Fix noise pred timestep, clip_tokenizer, CLIP image encoding, and other bugs.

2026-01-29 07:22:12 +03:00 · 2023-04-17 19:06:19 -07:00
parent 0300563861
commit 84781fbd67
2 changed files with 36 additions and 49 deletions
--- a/src/diffusers/pipelines/unidiffuser/pipeline_unidiffuser.py
+++ b/src/diffusers/pipelines/unidiffuser/pipeline_unidiffuser.py
@@ -242,7 +242,7 @@ class UniDiffuserPipeline(DiffusionPipeline):
    def set_text_mode(self):
        self.mode = "text"

-    def set_img_mode(self):
+    def set_image_mode(self):
        self.mode = "img"

    def set_text_to_image_mode(self):
@@ -276,7 +276,8 @@ class UniDiffuserPipeline(DiffusionPipeline):
            batch_size = num_samples
        return batch_size

-    # Copied from diffusers.pipelines.stable_diffusion.pipeline_stable_diffusion.StableDiffusionPipeline._encode_prompt
+    # Modified from diffusers.pipelines.stable_diffusion.pipeline_stable_diffusion.StableDiffusionPipeline._encode_prompt
+    # self.tokenizer => self.clip_tokenizer
    def _encode_prompt(
        self,
        prompt,
@@ -319,25 +320,25 @@ class UniDiffuserPipeline(DiffusionPipeline):
            batch_size = prompt_embeds.shape[0]

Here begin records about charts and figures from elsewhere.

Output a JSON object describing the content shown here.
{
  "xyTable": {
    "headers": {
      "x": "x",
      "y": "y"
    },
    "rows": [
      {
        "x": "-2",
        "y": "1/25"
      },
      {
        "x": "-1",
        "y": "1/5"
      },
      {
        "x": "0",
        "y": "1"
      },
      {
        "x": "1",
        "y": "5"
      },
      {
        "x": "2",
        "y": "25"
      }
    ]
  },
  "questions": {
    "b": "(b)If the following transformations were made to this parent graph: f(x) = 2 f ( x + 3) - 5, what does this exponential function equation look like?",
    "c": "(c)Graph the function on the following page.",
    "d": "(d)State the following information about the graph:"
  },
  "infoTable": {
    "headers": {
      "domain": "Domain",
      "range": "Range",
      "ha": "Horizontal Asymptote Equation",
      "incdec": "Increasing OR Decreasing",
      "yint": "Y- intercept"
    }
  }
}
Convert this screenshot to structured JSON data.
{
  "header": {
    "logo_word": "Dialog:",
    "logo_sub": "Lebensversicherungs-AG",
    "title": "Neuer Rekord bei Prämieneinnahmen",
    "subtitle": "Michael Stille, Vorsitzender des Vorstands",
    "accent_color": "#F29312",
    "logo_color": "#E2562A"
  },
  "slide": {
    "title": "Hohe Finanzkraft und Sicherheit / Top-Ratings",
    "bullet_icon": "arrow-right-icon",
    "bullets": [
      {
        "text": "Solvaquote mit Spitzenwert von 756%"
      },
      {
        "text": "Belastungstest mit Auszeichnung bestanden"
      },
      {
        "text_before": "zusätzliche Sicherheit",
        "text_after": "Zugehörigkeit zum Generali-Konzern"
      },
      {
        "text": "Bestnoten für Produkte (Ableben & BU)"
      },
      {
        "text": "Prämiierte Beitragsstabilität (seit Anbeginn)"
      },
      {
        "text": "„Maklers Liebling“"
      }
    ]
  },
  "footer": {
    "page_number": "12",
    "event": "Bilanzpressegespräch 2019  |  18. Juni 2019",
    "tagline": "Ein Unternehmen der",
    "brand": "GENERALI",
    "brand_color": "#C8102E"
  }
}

        if prompt_embeds is None:
-            text_inputs = self.tokenizer(
+            text_inputs = self.clip_tokenizer(
                prompt,
                padding="max_length",
-                max_length=self.tokenizer.model_max_length,
+                max_length=self.clip_tokenizer.model_max_length,
                truncation=True,
                return_tensors="pt",
            )
            text_input_ids = text_inputs.input_ids
-            untruncated_ids = self.tokenizer(prompt, padding="longest", return_tensors="pt").input_ids
+            untruncated_ids = self.clip_tokenizer(prompt, padding="longest", return_tensors="pt").input_ids

            if untruncated_ids.shape[-1] >= text_input_ids.shape[-1] and not torch.equal(
                text_input_ids, untruncated_ids
            ):
-                removed_text = self.tokenizer.batch_decode(
-                    untruncated_ids[:, self.tokenizer.model_max_length - 1 : -1]
+                removed_text = self.clip_tokenizer.batch_decode(
+                    untruncated_ids[:, self.clip_tokenizer.model_max_length - 1 : -1]
                )
                logger.warning(
                    "The following part of your input was truncated because CLIP can only handle sequences up to"
-                    f" {self.tokenizer.model_max_length} tokens: {removed_text}"
+                    f" {self.clip_tokenizer.model_max_length} tokens: {removed_text}"
                )

            if hasattr(self.text_encoder.config, "use_attention_mask") and self.text_encoder.config.use_attention_mask:
@@ -380,7 +381,7 @@ class UniDiffuserPipeline(DiffusionPipeline):
                uncond_tokens = negative_prompt

            max_length = prompt_embeds.shape[1]
-            uncond_input = self.tokenizer(
+            uncond_input = self.clip_tokenizer(
                uncond_tokens,
                padding="max_length",
                max_length=max_length,
@@ -480,24 +481,21 @@ class UniDiffuserPipeline(DiffusionPipeline):
                f"`image` has to be of type `torch.Tensor`, `PIL.Image.Image` or list but is {type(image)}"
            )

-        image = image.to(device=device, dtype=dtype)
+        preprocessed_image = self.image_processor.preprocess(
+            image,
+            do_center_crop=True,
+            crop_size=resolution,
+            return_tensors="pt",
+        )
+        preprocessed_image = preprocessed_image.to(device=device, dtype=dtype)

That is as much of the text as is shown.